Chapter 2 A shocking diagnosis
In March, an angiogram showed a few serious blockages in the arteries to Paul’s heart — including the left anterior descending artery or LAD. He would need bypass surgery. And only then would the full extent of his blockages become clear.
Paul learned the LAD is sometimes called the “widowmaker” because blockages in that artery can lead to fatal heart attacks or permanent damage. “I was flabbergasted and shocked,” he recalls. He had been playing hockey just a week before.
Like Paul, his hockey pals had given little thought to heart disease. They didn’t understand what a bypass was or how much family history played a role in heart disease. Paul’s uncle had died young from heart disease, which he’d never thought about before.
Now he could think about little else. His daughter Chelsea, middle of his three children, had recently become engaged. He wanted to be there to walk her down the aisle.
As the wait for surgery dragged on, he checked messages constantly and wondered if a heart attack would happen before the operation. Ontario was in the third wave of the pandemic and his procedure got rescheduled three times.
Finally, in mid-May, he got a call: “Can you come tomorrow?”
Chapter 3 Bypass and beyond
Paul checked into the hospital while Susan waited at a nearby hotel — increasingly anxious for news as the hours went by. Finally out of surgery, Paul was wheeled to a makeshift ICU for recovery, since the cardiac ICU had been taken over for COVID patients.
Paul’s initial recovery was rough, and he needed blood transfusions. He felt scared every day because of the pandemic risk around him. While he received excellent care in the hospital, he saw how overworked the staff was; his nurse the first day in ICU was doing an extra shift on his day off.
Paul focused on doing exactly what his medical team told him, and soon he was able to go home.
As he recovered over the summer, Paul started walking and feeling better. He was diligent doing the exercises prescribed by his medical team. But once again, COVID-19 meant he had to wait, this time for access to a cardiac rehabilitation program.

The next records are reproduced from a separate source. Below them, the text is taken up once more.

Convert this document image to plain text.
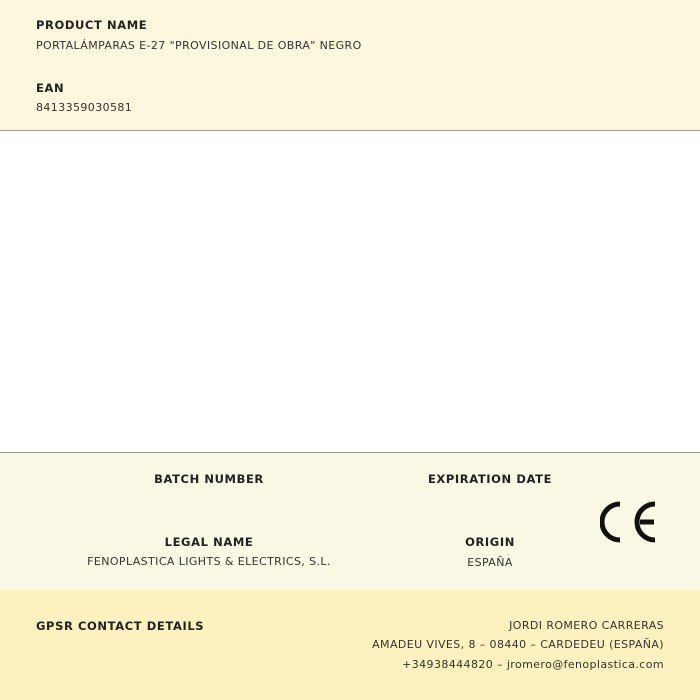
PRODUCT NAME
PORTALÁMPARAS E-27 "PROVISIONAL DE OBRA" NEGRO
EAN
8413359030581
BATCH NUMBER	EXPIRATION DATE
LEGAL NAME
FENOPLASTICA LIGHTS & ELECTRICS, S.L.
ORIGIN
ESPAÑA
GPSR CONTACT DETAILS	JORDI ROMERO CARRERAS
AMADEU VIVES, 8 – 08440 – CARDEDEU (ESPAÑA)
+34938444820 – jromero@fenoplastica.com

By late summer Paul had resumed hiking and cycling and was looking forward to his daughter’s wedding. Finally, in late September, he started a 12-week virtual cardiac rehab program.
He’s trying to spread the word about heart disease to other men. “There’s an education that needs to happen for my demographic. I’m shocked at how many guys I’ve talked to who want to know about the symptoms and everything.”
He’s grateful for the care that saved him from having a heart attack — especially during a time when the health system was overburdened.
“I feel like I’ve been given a second chance. It’s just pure serendipity that I’m all fixed up and better than new.”